Aznar tiene un problema. Aspira desde 2004 a convertirse en el Felipe González del PP. No lo es ni de lejos.

El expresidente popular, apreciado y respetado por los suyos, apenas goza de influencia en la vida de su partido. Rajoy se lo ha secuestrado. Entusiasma a las huestes fuera, pero en casa predica en el desierto. Místico como Santa Teresa, vive sin vivir en él y muere porque no muere. El expresidente socialista, en cambio, sigue mandando en el PSOE.

Pedro Sánchez, no tan breve y tardo como algunos narran, comprendió la constelación socialista. Para combatir a Susana Díaz, su terremoto, empezó a intimar con González. A obedecerle, lo que Zapatero nunca hizo. No hay peor cuña andaluza que la de la misma madera. Y el sol empezó a brillar para Sánchez.

Aznar sigue incómodo por los derroteros de su obra, el PP. Hasta su esposa, Ana Botella, no oculta el cabreo. La alcaldesa de Madrid toma estos días finales, antes de entregarse al «relaxing cup», decisiones de calado que atan a sus sucesores. Para escozor de Esperanza Aguirre, aspirante con posibles. La esposísima y la lideresa nunca congeniaron. La esposísima deja colocados a todos sus hombres en las nuevas listas. Para abrir hueco al último, en el que hallaba resistencias, llamó directamente a Rajoy, puenteando a la lideresa.

Aznar acude a más mítines que nunca. No es que el expresidente quiera echar una mano a Rajoy sino que ahora le sobran invitaciones para la diatriba. Hasta María Dolores de Cospedal lo recluta. Aznar no ha cambiado: no se considera representado por el actual presidente, ni variado su trato displicente hacia el gallego. Solo que imperan la inquietud y el miedo. Muchos cargos temen una catástrofe e invocan a san Jose María para que «al menos los votantes nuestros de toda la vida no se vayan».

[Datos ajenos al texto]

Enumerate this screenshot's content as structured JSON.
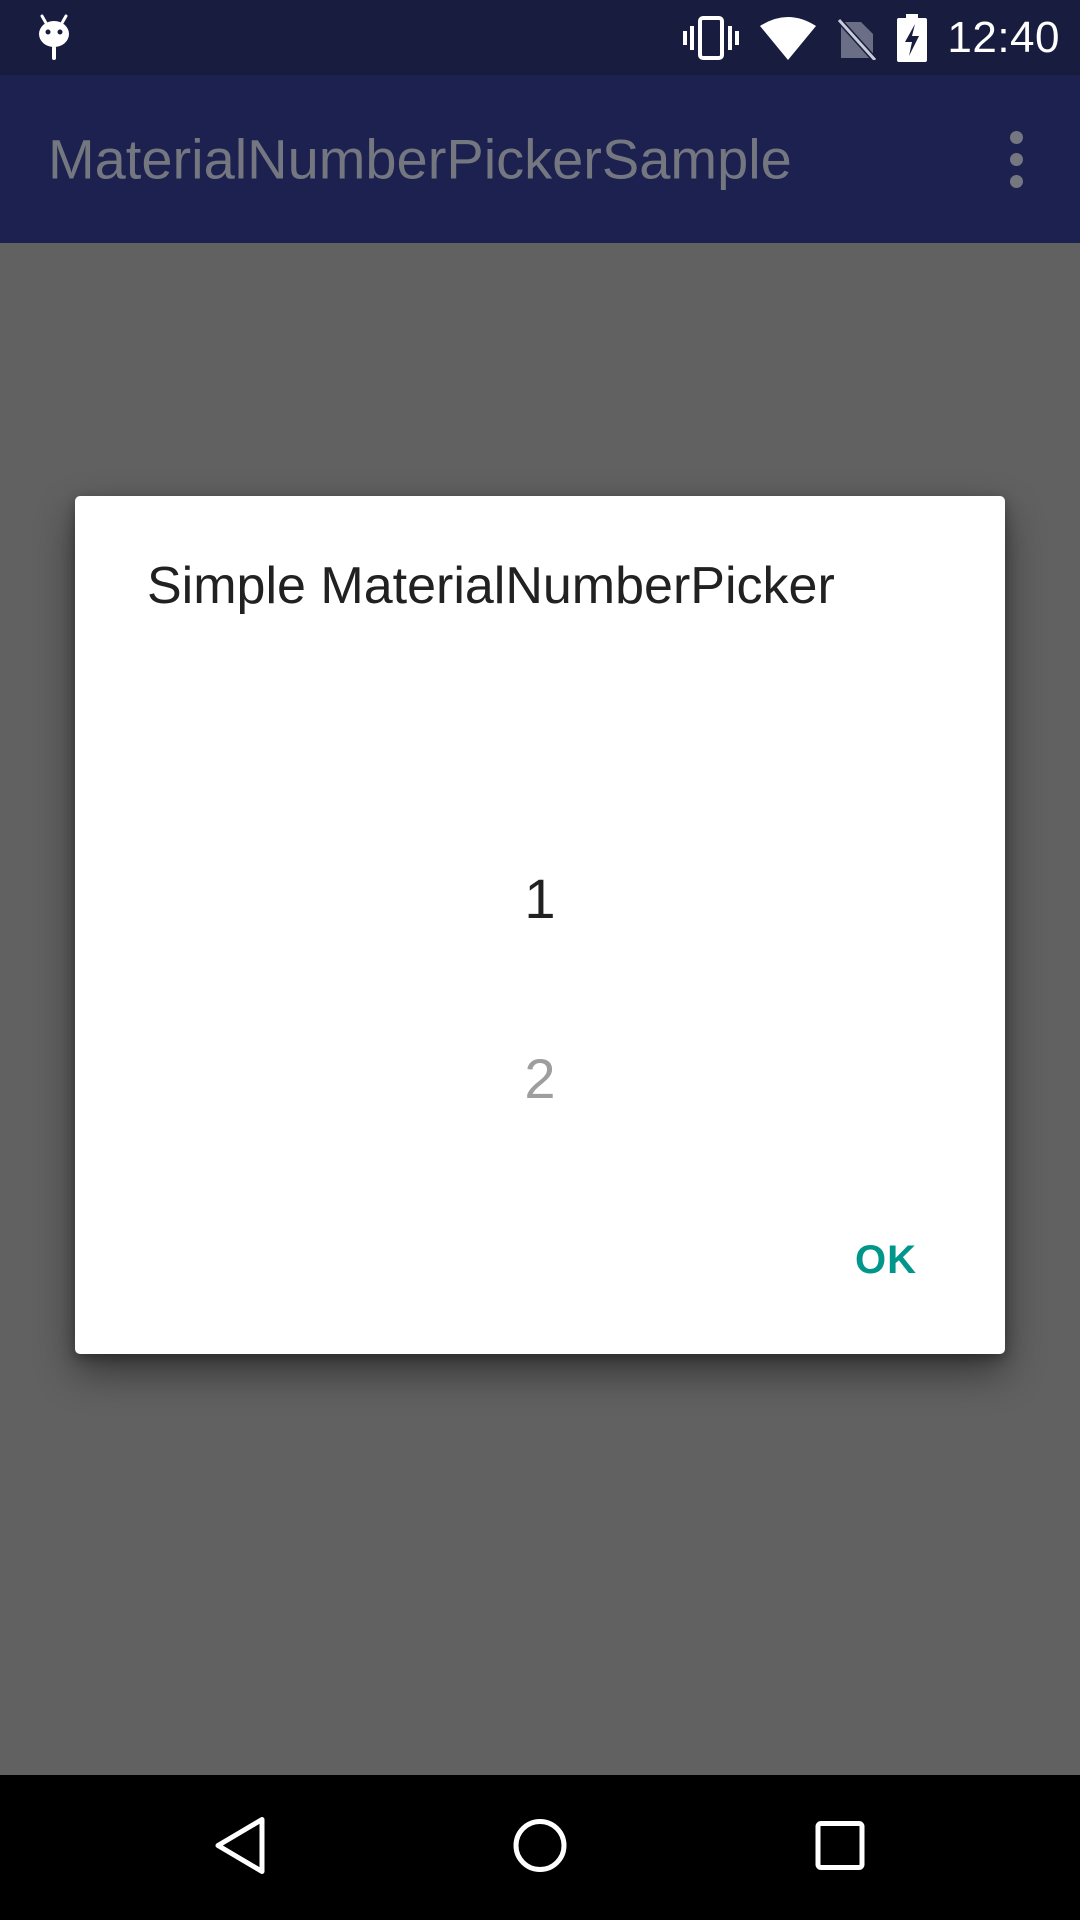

El PP hoy es Rajoy. Nadie tose. Orgánicamente, el partido está hecho un poema. Manda Floriano. O sea, manda Rajoy cuando le queda tiempo. ¿Quién es Floriano para los militantes populares? La secretaria y los otros vicesecretarios, ni están ni se les espera. María Dolores de Cospedal, en su Castilla. Esteban González Pons fuera, en la ancha Europa. Javier Arenas, escondido en su castillo.

Diputados y senadores populares no dejan un ministro sano: que si Soraya Sáenz de Santamaría trabaja para sí misma y para sus abogaditos del Estado; que si De Guindos sólo piensa en largarse; que si Montoro machaca al votante natural de la derecha con inspecciones y sangrías fiscales; que si vamos a acabar como UCD. Los veteranos cruzan apuestas sobre el tiempo que tardará en estallar la crisis la noche de autos con unos malos resultados. Con debacle, a las tres horas de abrir las urnas los barones estarán rajando contra el mando, pronostica uno. Luego sucederá como siempre. A tragar y amén, que mantener el sueldo depende del registrador pulcro.

Aznar es el mensaje subliminal estéril del PP: quiere estar, pero no está. Su estímulo -y lo intenta a conciencia, con intervenciones rotundas, brillantes precisas e ideológicas- no influye en ninguna conducta. Le gusta jugar el papel de salvapatrias. Pero, según dicen los suyos que amamantó, antes retornará el Rey que abdicó al trono que el cuarto presidente del Gobierno desde la Transición a La Moncloa. Si para los votantes de mañana Rajoy simboliza lo viejo, Aznar representa la arqueología.